Several times a week, Manny, now 17, visits with Rivera, coordinator of the Philadelphia Education Fund's College Access Program. Sometimes he wants to talk about college applications, or financial aid, but sometimes he just wants to talk about what's going on at home, or in class, or with his friends.
"He's so goal-oriented, but he needs direction to achieve his goals," said Rivera. He needs pats on the back, too - someone to gush over his 98 average in Advanced Placement Calculus.
She chose Manny for the college program because on paper, he was a perfect fit - a bright student with challenges that could put him at risk of falling off track, or even dropping out.

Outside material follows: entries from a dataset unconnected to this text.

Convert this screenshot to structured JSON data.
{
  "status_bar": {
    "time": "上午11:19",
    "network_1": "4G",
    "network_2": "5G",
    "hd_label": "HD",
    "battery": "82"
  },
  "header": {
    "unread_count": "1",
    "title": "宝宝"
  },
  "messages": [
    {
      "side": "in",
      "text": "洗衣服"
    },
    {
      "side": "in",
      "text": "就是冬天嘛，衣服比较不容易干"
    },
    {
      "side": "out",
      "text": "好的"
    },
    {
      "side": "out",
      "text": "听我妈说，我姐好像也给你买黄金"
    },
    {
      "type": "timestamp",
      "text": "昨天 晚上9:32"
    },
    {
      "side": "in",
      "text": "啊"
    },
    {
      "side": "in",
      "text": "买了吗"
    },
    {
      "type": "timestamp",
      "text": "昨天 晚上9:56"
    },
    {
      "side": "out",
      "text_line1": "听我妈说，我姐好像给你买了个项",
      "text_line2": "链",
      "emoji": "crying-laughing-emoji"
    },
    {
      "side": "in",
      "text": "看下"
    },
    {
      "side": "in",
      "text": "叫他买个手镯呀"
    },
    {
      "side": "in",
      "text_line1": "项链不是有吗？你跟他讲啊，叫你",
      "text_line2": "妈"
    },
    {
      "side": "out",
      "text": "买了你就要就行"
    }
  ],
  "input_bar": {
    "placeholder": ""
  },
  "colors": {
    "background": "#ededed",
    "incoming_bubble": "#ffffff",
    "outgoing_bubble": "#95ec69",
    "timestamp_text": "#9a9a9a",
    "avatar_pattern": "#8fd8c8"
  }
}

The graduation rate among Latino males in Philadelphia is abysmal - about half never earn a diploma.
But while the challenges are certain, Manny maintains a laserlike focus on the future, no matter how rough things are at home.
"His goals are written in stone," said Garcia, the Olney social worker and another member of his informal support system.
He has thrown himself into achieving, serving as president of his 230-student senior class and member of a leadership club, juggling honors and Advanced Placement courses, and volunteering in his community.
On a recent day, Manny stopped by to talk with Meiris, his former English teacher and senior class sponsor. He was upset about his physics class. He had an A, it turns out, but he felt he didn't understand the material deeply enough.
"He said: 'I don't know if I deserve the A. The important thing is to understand the material, right?' " Meiris said.
The night before the SATs, Manny called Meiris in a panic, stressed out about an exam he knew would help determine his future. There was no one to talk him down at home; Meiris stepped in.
"I said, 'OK, pack your bag tonight, make sure you have pencils, eat a good breakfast,' " she said. "Other kids would be in those circumstances and make excuses for not going to school, not doing well. But he wouldn't be the kid he was if it wasn't for his home life. It gave him nothing, so he had to make something of it."
There are still big worries - "oh my goodness, I don't have money for college, how am I going to pay for it?" - but people are starting to notice Manny. The Education Fund honored him this month with an EDDY award as its "rising star," a prize that took his breath away.
An internship at the St. Christopher's Hospital for Children pharmacy and a visit to the University of the Sciences set his sights on a career in pharmaceuticals. He's considering the University of the Sciences, Temple, Drexel, and the University of Pennsylvania, but only if he can live on campus.
"Got to get away," he said flatly.
He will be the first in his family to earn a high school diploma. If he continues on the path he's set, he will be the first to graduate from college.
"There is no doubt in my mind," Garcia said, "that this kid is going to get where he needs to go."